While hurricanes are not a significant threat to those of us living on the northwestern edge of the continental U.S., we are not immune from disaster. (If you haven’t read this New Yorker article from 2015 about the big Cascadia earthquake that scientists predict will happen sometime in the possibly near future, you should!) And, of course, there are run-of-the-mill disasters like falling trees, fire and flooding can seem like they strike at random, can trigger the need to evacuate, and can destroy your home in an instant.
So, what do you take when you have a limited time to grab what is most important and evacuate? After the essentials needed for you, your family and your pets to survive, I would argue that estate planning documents, if they are stored in your home, should be included in the important paperwork you take with you if you need to evacuate. Why? First, should the unthinkable happen to you and the disaster kills you or renders you incapacitated, someone will have the necessary information to contact your fiduciaries. Second, should you make it through the natural disaster unscathed, your home may not be so lucky and, like the many hurricane victims, you may find that everything inside your home has been obliterated.

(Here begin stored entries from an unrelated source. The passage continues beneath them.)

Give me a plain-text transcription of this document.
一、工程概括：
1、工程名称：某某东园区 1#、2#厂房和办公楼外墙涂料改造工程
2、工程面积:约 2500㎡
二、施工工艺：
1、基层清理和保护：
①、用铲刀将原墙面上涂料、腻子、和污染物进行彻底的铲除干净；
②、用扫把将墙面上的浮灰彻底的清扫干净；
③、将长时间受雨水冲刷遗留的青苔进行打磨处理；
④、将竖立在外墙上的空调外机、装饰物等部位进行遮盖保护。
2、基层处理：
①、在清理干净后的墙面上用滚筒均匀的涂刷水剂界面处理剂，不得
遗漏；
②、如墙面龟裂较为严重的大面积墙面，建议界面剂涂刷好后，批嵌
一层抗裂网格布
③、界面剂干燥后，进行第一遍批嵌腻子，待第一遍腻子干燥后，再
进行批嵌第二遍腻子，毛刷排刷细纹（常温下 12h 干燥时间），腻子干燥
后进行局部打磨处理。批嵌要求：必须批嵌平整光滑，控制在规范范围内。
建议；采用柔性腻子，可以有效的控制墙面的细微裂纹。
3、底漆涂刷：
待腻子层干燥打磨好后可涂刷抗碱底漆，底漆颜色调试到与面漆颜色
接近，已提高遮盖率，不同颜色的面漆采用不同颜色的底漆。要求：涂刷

Preserving your original estate planning documents is important because admitting a copy of a Will to probate or asking a bank to honor a copy of a General Durable Power of Attorney will be far more complicated processes than when an original document is at hand. It still may make sense for you to store your estate planning documents somewhere in your home that is reasonably secure, such as a home safe, fireproof box or sturdy filing cabinet. However, it is important to keep in mind that should disaster strike, the best practice is to take these documents with you if you must evacuate. If you simply can’t do that, and the originals are destroyed, you should contact an estate planning attorney to sign new estate planning documents as part of your rebuilding process.